In 1987, he came into training camp as the Cowboys best wide receiver, but was lost for the year when he was tripped by a defender during a scrimmage on August 5, shattering two bones (the tibia and fibula) in his right leg. He also missed the 1988 season, when he re-fractured his right leg tibia and also the shin bone, while jogging on a Santa Monica beach as part of his rehab treatment in March.

===San Francisco 49ers===
The San Francisco 49ers signed Sherrard in Plan B free agency in 1989, but put him on the Physically Unable to Perform list for the entire regular season, allowing him plenty of time to heal for the playoffs, where he caught 3 passes for 40 yards and was a part of the Super Bowl XXIV winning team.

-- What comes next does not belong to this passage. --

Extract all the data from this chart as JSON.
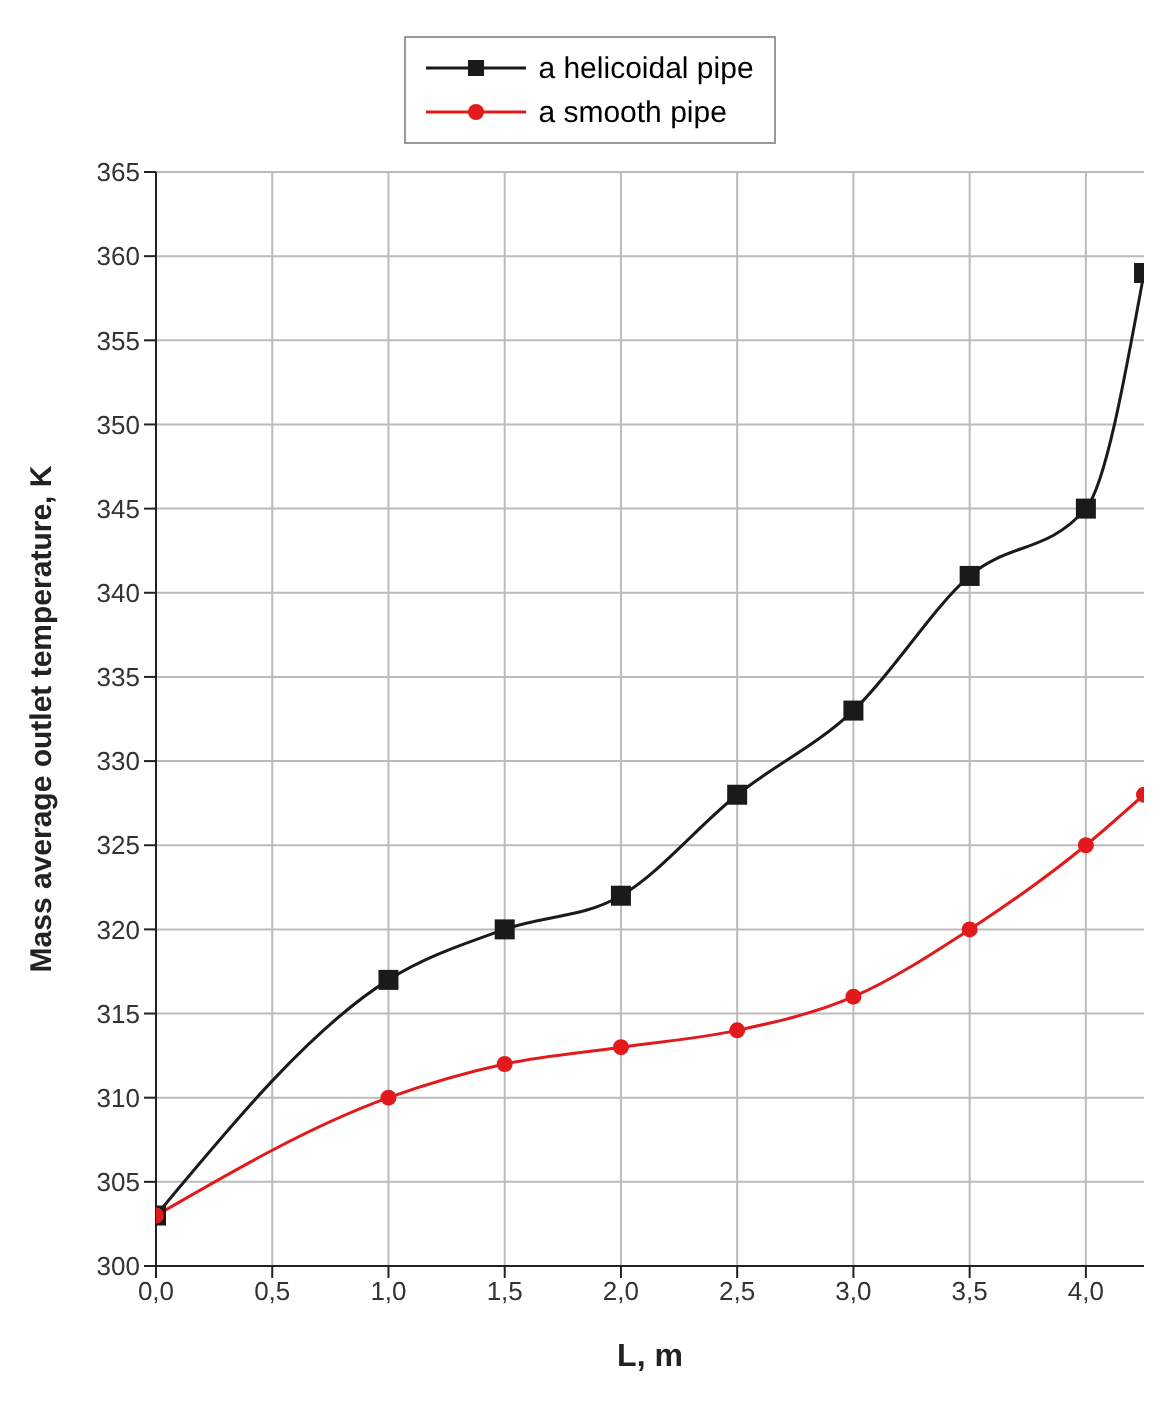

In 1990, he was off to a solid start, but broke his right fibula in a 20–17 win over the Cleveland Browns during the seventh game and was placed on the injured reserve list on October 29. He finished with 17 receptions for 264 yards and 2 touchdowns. The next season, he played in all 16 games, posting 24 receptions for 296 yards and 2 touchdowns.

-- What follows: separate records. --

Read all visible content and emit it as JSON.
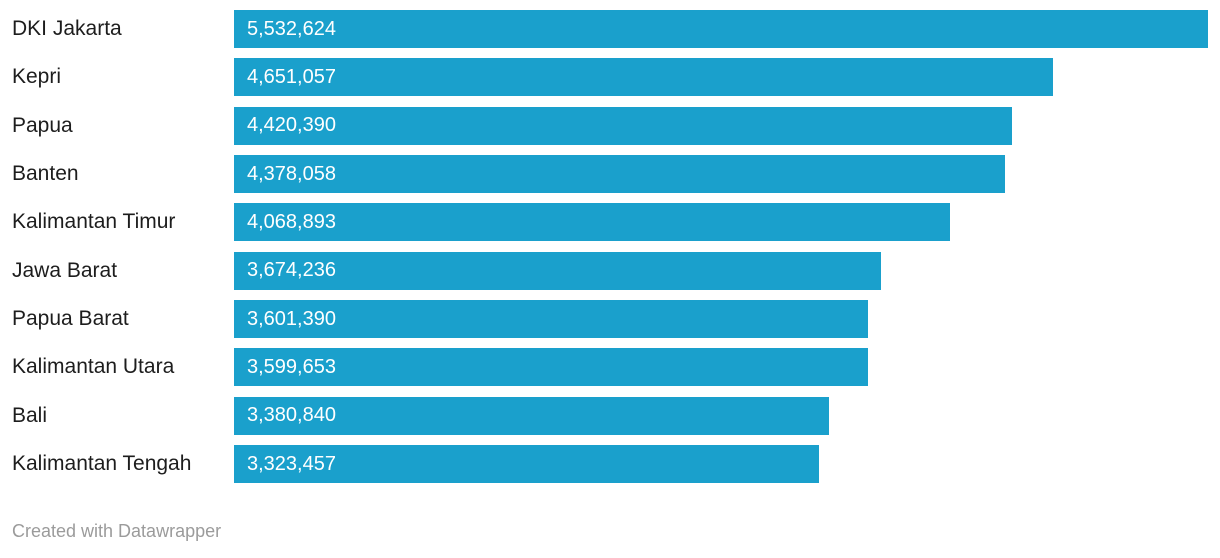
{
  "chart_data": {
    "type": "bar",
    "orientation": "horizontal",
    "title": "",
    "xlabel": "",
    "ylabel": "",
    "grid": false,
    "legend": false,
    "axis_hidden": true,
    "xlim": [
      0,
      5532624
    ],
    "categories": [
      "DKI Jakarta",
      "Kepri",
      "Papua",
      "Banten",
      "Kalimantan Timur",
      "Jawa Barat",
      "Papua Barat",
      "Kalimantan Utara",
      "Bali",
      "Kalimantan Tengah"
    ],
    "values": [
      5532624,
      4651057,
      4420390,
      4378058,
      4068893,
      3674236,
      3601390,
      3599653,
      3380840,
      3323457
    ],
    "value_labels": [
      "5,532,624",
      "4,651,057",
      "4,420,390",
      "4,378,058",
      "4,068,893",
      "3,674,236",
      "3,601,390",
      "3,599,653",
      "3,380,840",
      "3,323,457"
    ],
    "colors": {
      "bar": "#1aa0cc",
      "category_label": "#1d1d1d",
      "value_label": "#ffffff"
    }
  },
  "footer": {
    "credit": "Created with Datawrapper",
    "color": "#9b9b9b"
  }
}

In 1992, he appeared in all 16 games (8 starts), tallying 38 catches for 607 yards, including 6 catches for 159 yards against the Buffalo Bills.

===New York Giants===
On April 7, 1993, he signed as a free agent with the New York Giants. He was off to a great start with 24 receptions for 433 yards and 2 touchdowns through the first 6 games, but lost the rest of the season after suffering a partially dislocated left hip and a fractured hip socket against the Philadelphia Eagles. He also had injury complications when he was diagnosed as having a blood clot on the same hip.

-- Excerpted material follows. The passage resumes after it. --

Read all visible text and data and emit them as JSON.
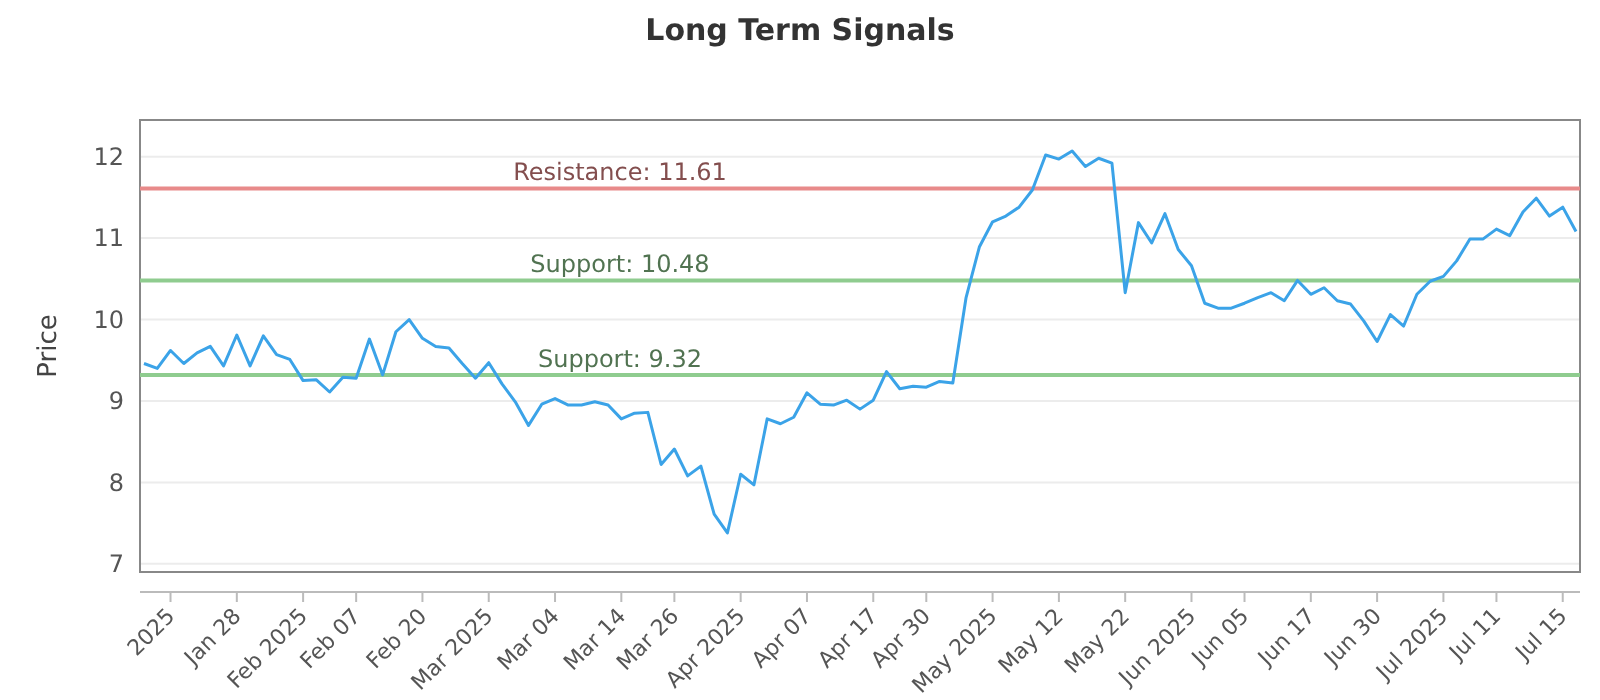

His best professional season came in 1994, when he had career-highs in starts (14), receptions (53), receiving yards (825) and touchdowns (6). The next year, although he missed most of the preseason with a hamstring injury, he played in 13 games (13 starts), catching 44 receptions for 577 yards and 4 touchdowns. He missed the 12th and 13th games with a ruptured blood vessel above his right knee.

===Denver Broncos===
On May 5, 1996, he signed as a free agent with the Denver Broncos, where he only played one season as a reserve, before announcing his retirement on August 6, 1997. Sherrard persevered through multiple injuries and doubts about his future, to play 11 seasons in the NFL, recording 257 receptions for 3,931 yards and 22 touchdowns.

==NFL career statistics==

Legend
|  | Won the Super Bowl |
| Bold | Career high |

=== Regular season ===

| Year | Team | Games |  | Receiving |  |  |  |  |
| GP | GS | Rec | Yds | Avg | Lng | TD |
| 1986 | DAL | 16 | 4 | 41 | 744 | 18.1 | 68 | 5 |
| 1990 | SFO | 7 | 2 | 17 | 264 | 15.5 | 43 | 2 |
| 1991 | SFO | 16 | 0 | 24 | 296 | 12.3 | 31 | 2 |
| 1992 | SFO | 16 | 8 | 38 | 607 | 16.0 | 56 | 0 |
| 1993 | NYG | 6 | 5 | 24 | 433 | 18.0 | 55 | 2 |
| 1994 | NYG | 16 | 14 | 53 | 825 | 15.6 | 55 | 6 |
| 1995 | NYG | 13 | 13 | 44 | 577 | 13.1 | 57 | 4 |
| 1996 | DEN | 15 | 0 | 16 | 185 | 11.6 | 25 | 1 |
|  |  | 105 | 46 | 257 | 3,931 | 15.3 | 68 | 22 |

=== Playoffs ===

| Year | Team | Games |  | Receiving |  |  |  |  |
| GP | GS | Rec | Yds | Avg | Lng | TD |
| 1989 | SFO | 3 | 0 | 3 | 34 | 11.3 | 15 | 0 |
| 1990 | SFO | 2 | 0 | 5 | 24 | 4.8 | 8 | 1 |
| 1992 | SFO | 2 | 0 | 1 | 15 | 15.0 | 15 | 0 |
| 1996 | DEN | 1 | 0 | 0 | 0 | 0.0 | 0 | 0 |
|  |  | 8 | 0 | 9 | 73 | 8.1 | 15 | 1 |

==Personal life==
Sherrard's mother Cherrie, ran the 80-yard hurdles in the 1964 Summer Olympics, where she was a teammate of Bob Hayes. She won a gold medal in the 1967 Pan American Games. His father Robert, played college basketball, semi-pro baseball and was a college professor at California State University. He is a cousin of Pro Football Hall of Fame cornerback Darrell Green.

After retirement, Sherrard worked as a fundraiser for Autism Speaks. He currently lives in Westlake Village, California with his daughter and two sons and is involved in television production.

In 2010, he was hired as the wide receivers coach at Oaks Christian School. In 2014, he was the offensive coordinator at Oaks Christian. In 2015, he was hired as the wide receivers coach at Newbury Park High School.